You say: - if recipient mailbox is on non-exchange/OWA (like social identity) (sic: he/she/it is missing) will continue to see that .rpmsg attachment (at outlook client) even though they use Outlook client.
I say: I can see the RPMSG file in both the OWA version and the "Outlook client" version. Neither of them opens it.
You say: "- if recipient device has multiple account in-use (like recipient using his personal device where he has his own individual personal account in-use along side recipient company account) then also user get into such problem."
I say: So, are you saying that if I have two personal e-mail accounts (my wife and my own) then the whole RPMSG file process gets confused? Even though "the e-mail with the .RPMSG file in it" is clearly and positively addressed to my OWN e-mail address, and not to anyone else. To me that sounds like a major programming mistake that should have been caught before releasing this monstrosity on the public. Seems like MSFT no longer tests or fixes anything.
Regarding your statement "To be honest, due to lack of control/choice - only thing that i can suggest is recipient to get in touch with their IT team. "
Well, what in the world makes you think that the person working at home has something as expensive and as unable to help as a so-called "IT team"? I gather from my searches on the internet that problems with opening .RPMSG files have been around for more than five years now.
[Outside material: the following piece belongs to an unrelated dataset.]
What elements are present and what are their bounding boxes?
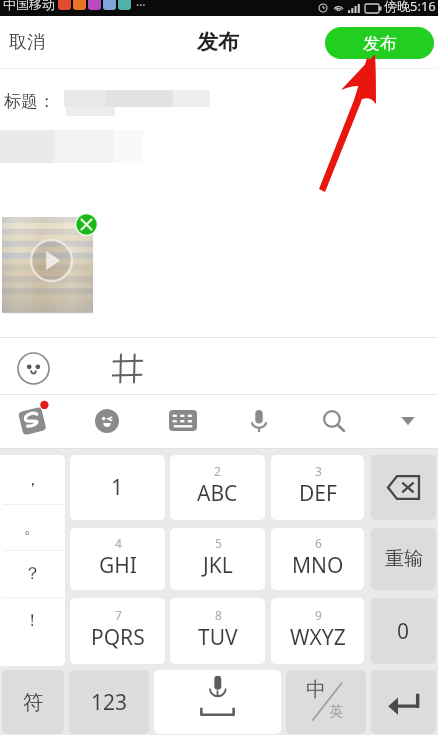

MSFT is not interested in fixing this. They probably have some kind of statistical threshold that says: If a problem is reported by fewer than 2% of the customers, then we won't respond, won't fix it, because eventually people will give up. At this point it seems that MSFT fired the person in charge of this, so nobody is in charge of the whole mess. It is up to MSFT to prove me wrong by fixing the thing.
Jun 09 2022 11:36 AM - edited Jun 09 2022 11:37 AM
Same issue here for some reasons, with the correct license and settings we are ALWAYS forced to open encrypted emails in OWA. As if Outlook 365 isn't supporting .RPMSG files anymore... more over, it is now adding "message_v2.rpmsg" as attachements, instead of message.rpmsg.
I believe it might be something on Microsoft's end.
Aug 18 2022 02:07 PM
@JamesRV , I just got off the phone with support, and they fixed the issue for me at the tenant level.
Aug 18 2022 02:27 PM
Well, then, do tell how that problem is to be fixed? Is there a free file opening utility somewhere?
Because, I certainly will not pay for something that Microsoft messed up. And, Mr. Jayblaster, why would you post here, saying the "problem was fixed at tenant level", but you do not provide any further detail about this? How is that helpful to anyone?
I fixed the problem by "no longer using the so-called encryption function" made available within the
" https://outlook.live.com/mail " system. I use other systems that do work. If Microsoft is "happy with stuff that does not work", then that is their problem.
Just FYI, I don't use Microsoft OneDrive. Why? Because they do not allow storage of encrypted files.
And why is that? No answer! No explanation!